Le Languedoc-Roussillon se caractérise par un taux de chômage record (12,7 % en juin 2011) et par une attractivité démographique exceptionnelle. L’arrivée massive de migrants en Languedoc-Roussillon aggrave-t-elle les chiffres du chômage ? Oui et non, répond en substance l’Insee, dans une étude rendue publique cet après-midi. Premier constat : le Languedoc-Roussillon attire chaque année 47 000 personnes, et en voit partir 30 000, soit un solde positif de 17 000 habitants supplémentaires. Deuxième constat : la région attire à tous les âges, mais plutôt des couples que des personnes seules. Troisième constat : un arrivant sur deux est un actif avec emploi. Mais, quatrième constat : le pourcentage des actifs au chômage est plus élevé chez les arrivants que chez les stables. En clair, selon l’Insee : « la région attire de nombreux couples d’actifs. Mais pour ceux-ci, la mobilité s’accompagne souvent de chômage et de précarité de l’emploi pour l’un des conjoints ».
21 000 actifs
Grâce aux migrations, la région a gagné 21 000 actifs en emploi supplémentaires entre 2002 et 2007. 85 % des arrivants exercent dans huit secteurs d’activité, essentiellement liés à l’économie présentielle, c’est-à-dire à la satisfaction des besoins de la population. La catégorie socio-professionnelle la plus représentée chez les nouveaux arrivants est la fonction publique, avec un solde migratoire positif de 6 200 personnes. Seule catégorie à souffrir d’un léger déficit : celle des cadres d’entreprise, avec un solde négatif de – 100.

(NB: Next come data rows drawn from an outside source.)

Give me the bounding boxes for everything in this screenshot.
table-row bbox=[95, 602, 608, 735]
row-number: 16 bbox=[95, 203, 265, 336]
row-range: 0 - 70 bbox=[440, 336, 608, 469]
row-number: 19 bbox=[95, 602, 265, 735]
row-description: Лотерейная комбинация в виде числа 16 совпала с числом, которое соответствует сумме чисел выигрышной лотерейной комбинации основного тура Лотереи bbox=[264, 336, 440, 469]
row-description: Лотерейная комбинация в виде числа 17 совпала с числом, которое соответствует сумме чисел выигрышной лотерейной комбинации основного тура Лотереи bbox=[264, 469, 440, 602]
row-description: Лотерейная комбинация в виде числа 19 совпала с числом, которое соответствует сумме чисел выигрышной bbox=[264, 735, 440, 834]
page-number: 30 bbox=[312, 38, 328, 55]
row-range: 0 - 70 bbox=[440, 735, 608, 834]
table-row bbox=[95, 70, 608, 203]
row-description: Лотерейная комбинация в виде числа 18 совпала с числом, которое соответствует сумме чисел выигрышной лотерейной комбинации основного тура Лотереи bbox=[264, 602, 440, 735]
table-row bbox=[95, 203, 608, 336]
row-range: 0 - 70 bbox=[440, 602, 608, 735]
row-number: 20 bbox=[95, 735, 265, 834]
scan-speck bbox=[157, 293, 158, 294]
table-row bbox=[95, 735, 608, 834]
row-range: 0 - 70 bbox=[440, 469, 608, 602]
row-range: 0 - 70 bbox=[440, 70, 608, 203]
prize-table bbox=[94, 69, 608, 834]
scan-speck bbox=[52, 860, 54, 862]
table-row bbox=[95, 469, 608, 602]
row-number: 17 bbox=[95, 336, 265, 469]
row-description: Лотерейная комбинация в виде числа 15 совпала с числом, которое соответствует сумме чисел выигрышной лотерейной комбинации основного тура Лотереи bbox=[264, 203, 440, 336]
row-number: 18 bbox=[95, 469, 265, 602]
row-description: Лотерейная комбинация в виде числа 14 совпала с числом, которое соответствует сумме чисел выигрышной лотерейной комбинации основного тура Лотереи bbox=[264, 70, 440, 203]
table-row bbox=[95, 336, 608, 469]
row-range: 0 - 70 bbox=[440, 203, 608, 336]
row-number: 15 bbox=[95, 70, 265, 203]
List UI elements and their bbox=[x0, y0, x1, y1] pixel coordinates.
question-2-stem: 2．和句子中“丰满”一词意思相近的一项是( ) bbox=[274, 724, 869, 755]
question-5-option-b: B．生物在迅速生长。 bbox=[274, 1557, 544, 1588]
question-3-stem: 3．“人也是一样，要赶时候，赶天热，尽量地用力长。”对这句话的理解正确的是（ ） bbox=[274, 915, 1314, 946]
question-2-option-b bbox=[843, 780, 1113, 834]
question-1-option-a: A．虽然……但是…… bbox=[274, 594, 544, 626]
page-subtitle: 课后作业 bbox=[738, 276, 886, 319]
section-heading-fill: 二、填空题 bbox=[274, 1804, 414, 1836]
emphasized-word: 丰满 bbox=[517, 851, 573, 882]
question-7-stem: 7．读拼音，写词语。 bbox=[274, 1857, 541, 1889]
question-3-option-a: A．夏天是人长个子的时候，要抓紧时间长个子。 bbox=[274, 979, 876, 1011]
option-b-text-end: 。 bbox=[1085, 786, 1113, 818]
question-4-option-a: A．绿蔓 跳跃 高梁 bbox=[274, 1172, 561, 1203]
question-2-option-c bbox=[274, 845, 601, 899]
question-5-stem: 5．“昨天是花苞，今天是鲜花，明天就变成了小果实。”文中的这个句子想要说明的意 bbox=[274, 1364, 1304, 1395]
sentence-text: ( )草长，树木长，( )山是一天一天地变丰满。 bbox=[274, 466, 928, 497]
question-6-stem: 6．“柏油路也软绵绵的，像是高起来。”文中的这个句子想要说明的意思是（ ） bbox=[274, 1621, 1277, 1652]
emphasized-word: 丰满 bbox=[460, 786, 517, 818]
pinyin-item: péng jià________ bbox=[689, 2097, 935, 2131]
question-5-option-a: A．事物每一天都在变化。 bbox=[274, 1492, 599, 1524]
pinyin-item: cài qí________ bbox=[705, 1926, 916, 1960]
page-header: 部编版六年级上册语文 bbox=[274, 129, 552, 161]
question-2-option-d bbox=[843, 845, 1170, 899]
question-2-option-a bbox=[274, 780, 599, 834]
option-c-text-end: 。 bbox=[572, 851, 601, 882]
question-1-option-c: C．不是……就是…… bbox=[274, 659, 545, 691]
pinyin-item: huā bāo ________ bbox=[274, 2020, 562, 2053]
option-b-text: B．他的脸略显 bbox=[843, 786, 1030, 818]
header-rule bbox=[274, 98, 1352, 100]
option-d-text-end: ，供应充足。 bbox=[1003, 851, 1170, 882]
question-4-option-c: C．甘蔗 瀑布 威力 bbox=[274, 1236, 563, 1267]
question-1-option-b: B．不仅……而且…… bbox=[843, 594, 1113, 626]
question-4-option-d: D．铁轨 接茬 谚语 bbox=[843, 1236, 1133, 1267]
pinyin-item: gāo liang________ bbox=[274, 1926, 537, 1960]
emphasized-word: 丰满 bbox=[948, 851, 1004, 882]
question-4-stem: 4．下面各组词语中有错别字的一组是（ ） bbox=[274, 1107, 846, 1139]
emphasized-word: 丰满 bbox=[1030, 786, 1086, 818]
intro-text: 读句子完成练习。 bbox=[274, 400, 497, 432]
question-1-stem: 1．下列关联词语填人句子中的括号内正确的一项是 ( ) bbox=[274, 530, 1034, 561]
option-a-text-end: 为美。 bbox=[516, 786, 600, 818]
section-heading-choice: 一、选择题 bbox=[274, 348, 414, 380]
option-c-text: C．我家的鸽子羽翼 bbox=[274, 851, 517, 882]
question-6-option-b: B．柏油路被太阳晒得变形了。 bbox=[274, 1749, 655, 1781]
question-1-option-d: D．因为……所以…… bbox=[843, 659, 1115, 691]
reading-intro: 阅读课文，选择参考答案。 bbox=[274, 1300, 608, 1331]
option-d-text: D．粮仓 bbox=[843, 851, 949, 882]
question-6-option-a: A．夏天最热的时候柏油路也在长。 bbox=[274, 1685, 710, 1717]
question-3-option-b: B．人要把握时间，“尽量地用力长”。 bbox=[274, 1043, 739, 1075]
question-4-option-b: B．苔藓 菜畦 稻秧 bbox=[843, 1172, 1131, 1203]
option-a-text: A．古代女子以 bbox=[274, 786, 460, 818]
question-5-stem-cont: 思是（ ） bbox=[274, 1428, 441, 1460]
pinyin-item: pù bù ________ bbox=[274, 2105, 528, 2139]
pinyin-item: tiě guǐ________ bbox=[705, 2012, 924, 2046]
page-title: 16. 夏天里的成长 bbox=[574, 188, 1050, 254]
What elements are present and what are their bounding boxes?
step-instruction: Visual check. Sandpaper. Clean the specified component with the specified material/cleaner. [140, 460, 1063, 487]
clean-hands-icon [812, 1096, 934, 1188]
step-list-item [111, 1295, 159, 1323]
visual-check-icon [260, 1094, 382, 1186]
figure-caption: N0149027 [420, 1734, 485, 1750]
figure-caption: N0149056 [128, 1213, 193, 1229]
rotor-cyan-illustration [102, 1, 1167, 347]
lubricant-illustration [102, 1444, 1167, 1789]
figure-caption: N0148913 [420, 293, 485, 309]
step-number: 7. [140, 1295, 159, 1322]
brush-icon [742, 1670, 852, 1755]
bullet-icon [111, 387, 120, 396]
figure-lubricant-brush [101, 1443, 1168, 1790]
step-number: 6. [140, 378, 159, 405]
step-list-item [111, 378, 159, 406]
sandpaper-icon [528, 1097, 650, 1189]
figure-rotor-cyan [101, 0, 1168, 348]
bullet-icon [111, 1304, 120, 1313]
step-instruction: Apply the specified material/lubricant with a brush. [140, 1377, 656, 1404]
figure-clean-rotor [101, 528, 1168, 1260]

Les étudiants dans l’Hérault
Tous les départements ne sont pas égaux dans la répartition de ces flux de migrants. L’Aude, le Gard et la Lozère gagnent plus d’actifs grâce au flux migratoires, l’Hérault et les P.-O. plutôt des inactifs. Sur les 21 000 actifs supplémentaires arrivés entre 2002 et 2007, 8 800 sont allés dans le Gard, 5 400 dans l’Aude, 5 000 dans les P.-O., 1 200 en Lozère et seulement 700 dans l’Hérault. Les 10 000 chômeurs arrivés entre 2002 et 2007 se répartissent à peu près équitablement entre les cinq départements (2 200 à 2 800), sauf en Lozère (200). Quant aux étudiants, ils arrivent en masse dans l’Hérault (10 600), alors que le solde est négatif dans les autres départements.
Chômage élevé
Selon l’Insee, le Languedoc-Roussillon est la région métropolitaine où la part des actifs recnsés se déclarant au chômage est la plus élevée pour les arrivants (20 %). Parmi les régions à fort chômage, c’est aussi en L.-R. que l’écrat de chômage entre arrivants et stables est le plus fort (6 points). Plusieurs explications sont avancées par l’Insee : précarité plus élevée de l’emploi chez les migrants, situation transitoire de chômage consécutive à la mobilité du conjoint... Les migrations sont-elles pour autant responsable du fort taux de chômage en L.-R. ? « Pas complètement, estime Didier Rey, directeur adjoint de la Direccte L.-R. Puisque les nouveaux arrivants boostent la création d’emplois dans l’économie présentielle. Les fortes migrations sont plutôt bénéfiques à la région ». Avis partagé par Francis Vennat, le directeur régional de l’Insee : « le chômage pèse peu dans l’ensemble des migrants. Ce n’est pas une migration de chômage, mais une migration de croissance. Plus la croissance démographique est forte, moins il y a de perts d’emplois. Ce qui crée le chômage, ce n’est pas l’arrivée de nouveaux habitants, c’est la crise. » Thierry Camuzat, directeur adjoint des services au conseil régional, estime pour sa part que « l’enjeu est de faire en sorte que cette région devienne un territoire de développement et pas seulement un territoire de croissance. Il faut créer de la valeur ajoutée in situ en créant, notamment, des filières d’excellence ».